THE ROLE OF BRITTLE, DISTRIBUTED DEFORMATION ZONES IN THE WATER SUPPLY OF THE TURKEY CREEK WATERSHED FRACTURED CRYSTALLINE BEDROCK AQUIFER SYSTEM, COLORADO, USA

Brittle, distributed deformation zones (DDZs) in the Precambrian crystalline bedrock of the Colorado Rocky Mountain Front Range have mapped widths over 1 kilometer, individual trace lengths of 10’s of kilometers, and displacements of a few 100’s of meters. Possible Precambrian ancestry and episodic reactivation have accommodated all modes of crustal deformation. Because of their significant size, extreme fracture intensity relative to their protoliths, high relative potential porosity and permeability the DDZs are likely among the most significant hydrogeologic elements in the Turkey Creek Watershed impacting ground water recharge, storage, contaminant transport, surface water interaction, and possibly inter-watershed flow.

Despite the degree of deformation there are remarkably few internal structures that appear to have accommodated motion. The predominant fault zone architectural element is extreme and pervasive brittle fracturing. Most internal fractures are truncated against neighboring fractures, have trace lengths of only a few meters, and show no evidence of shear. Other internal features include small faults, minor breccia zones, discontinuous stringers of clay-rich gouge, sulfide alteration, Liesegang bands, and few macroscopic veins.

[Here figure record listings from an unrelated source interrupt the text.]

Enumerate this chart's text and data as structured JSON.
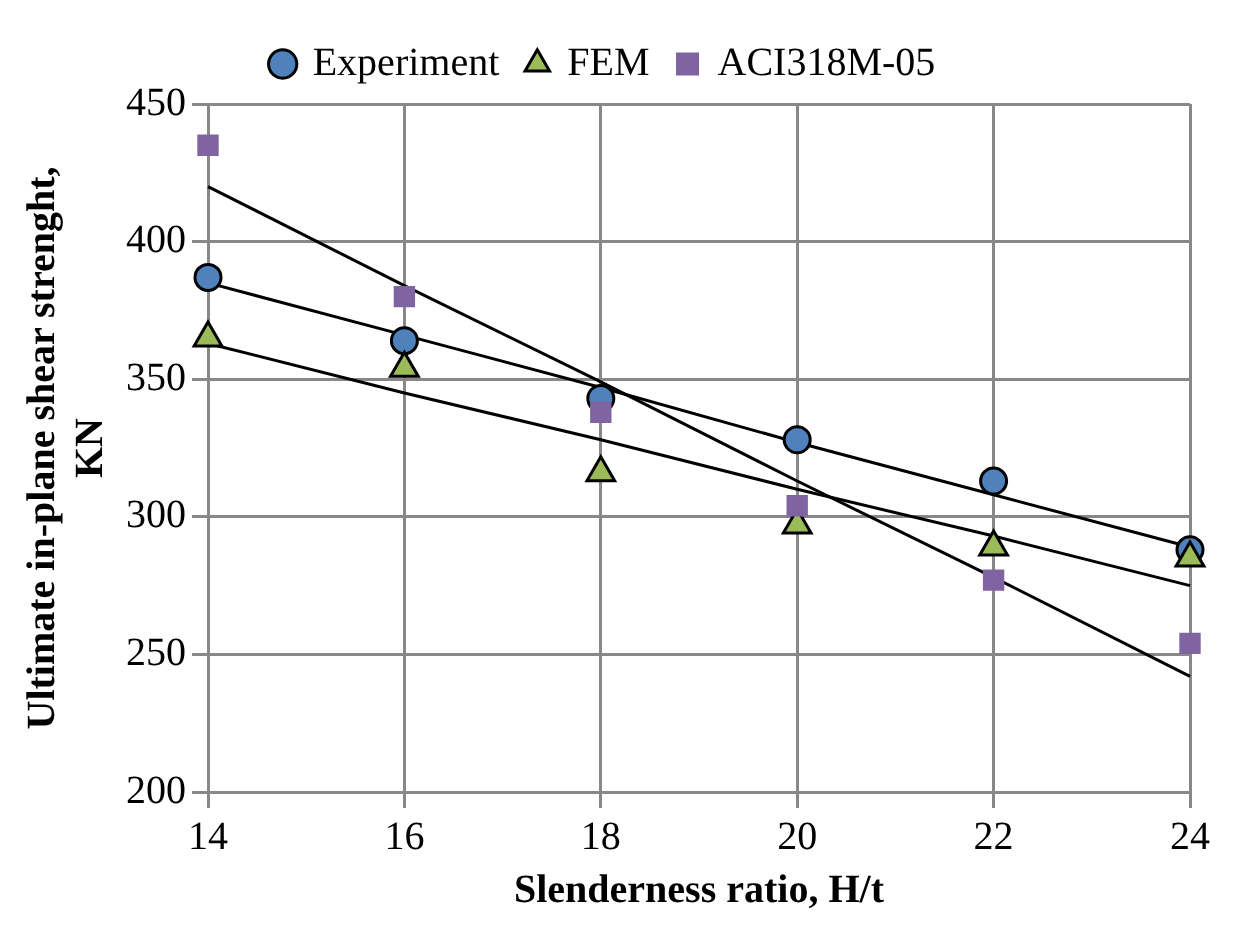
{
  "chart_data": {
    "type": "scatter",
    "xlabel": "Slenderness ratio, H/t",
    "ylabel": "Ultimate in-plane shear strenght, KN",
    "x": [
      14,
      16,
      18,
      20,
      22,
      24
    ],
    "series": [
      {
        "name": "Experiment",
        "color": "#4f81bd",
        "marker": "circle",
        "values": [
          387,
          364,
          343,
          328,
          313,
          288
        ]
      },
      {
        "name": "FEM",
        "color": "#9bbb59",
        "marker": "triangle",
        "values": [
          365,
          354,
          316,
          297,
          289,
          285
        ]
      },
      {
        "name": "ACI318M-05",
        "color": "#8064a2",
        "marker": "square",
        "values": [
          435,
          380,
          338,
          304,
          277,
          254
        ]
      },
      {
        "type": "line",
        "color": "#000000",
        "values": [
          385,
          366,
          347,
          327,
          308,
          289
        ]
      },
      {
        "type": "line",
        "color": "#000000",
        "values": [
          363,
          345,
          328,
          310,
          293,
          275
        ]
      },
      {
        "type": "line",
        "color": "#000000",
        "values": [
          420,
          384,
          349,
          313,
          278,
          242
        ]
      }
    ],
    "xlim": [
      14,
      24
    ],
    "xticks": [
      14,
      16,
      18,
      20,
      22,
      24
    ],
    "ylim": [
      200,
      450
    ],
    "yticks": [
      200,
      250,
      300,
      350,
      400,
      450
    ],
    "grid": true,
    "legend": "top"
  }
}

Field characterization and discrete fracture network (DFN) modeling of outcrop scale potential porosity and potential permeability in the DDZs and their protoliths have been prompted by the growing population west of metropolitan Denver and concerns regarding the potential mining of the limited groundwater resource. Inclusive of aperture uncertainties potential porosity model results range from 0.0016% to 0.51% in non-faulted rocks and 0.021% to 2.7% in DDZs. Estimates of potential permeability for 100mm aperture cases range from 2.9x10^-13m² to 6.6x10^-14m² with directional permeabilities that are nearly isotropic to anisotropic (k_max/k_min from 2x to 10x) in the non-faulted rocks. DDZ model results range from 1.2x10^-11m² to 5.9x10^-12m² with directional permeabilities of 2x to 6x. However, these hydraulic properties are not static with depth, thus continued modeling will address the relative changes in DNF models due to in-situ overburden stress which likely further limits the quantity of the resource.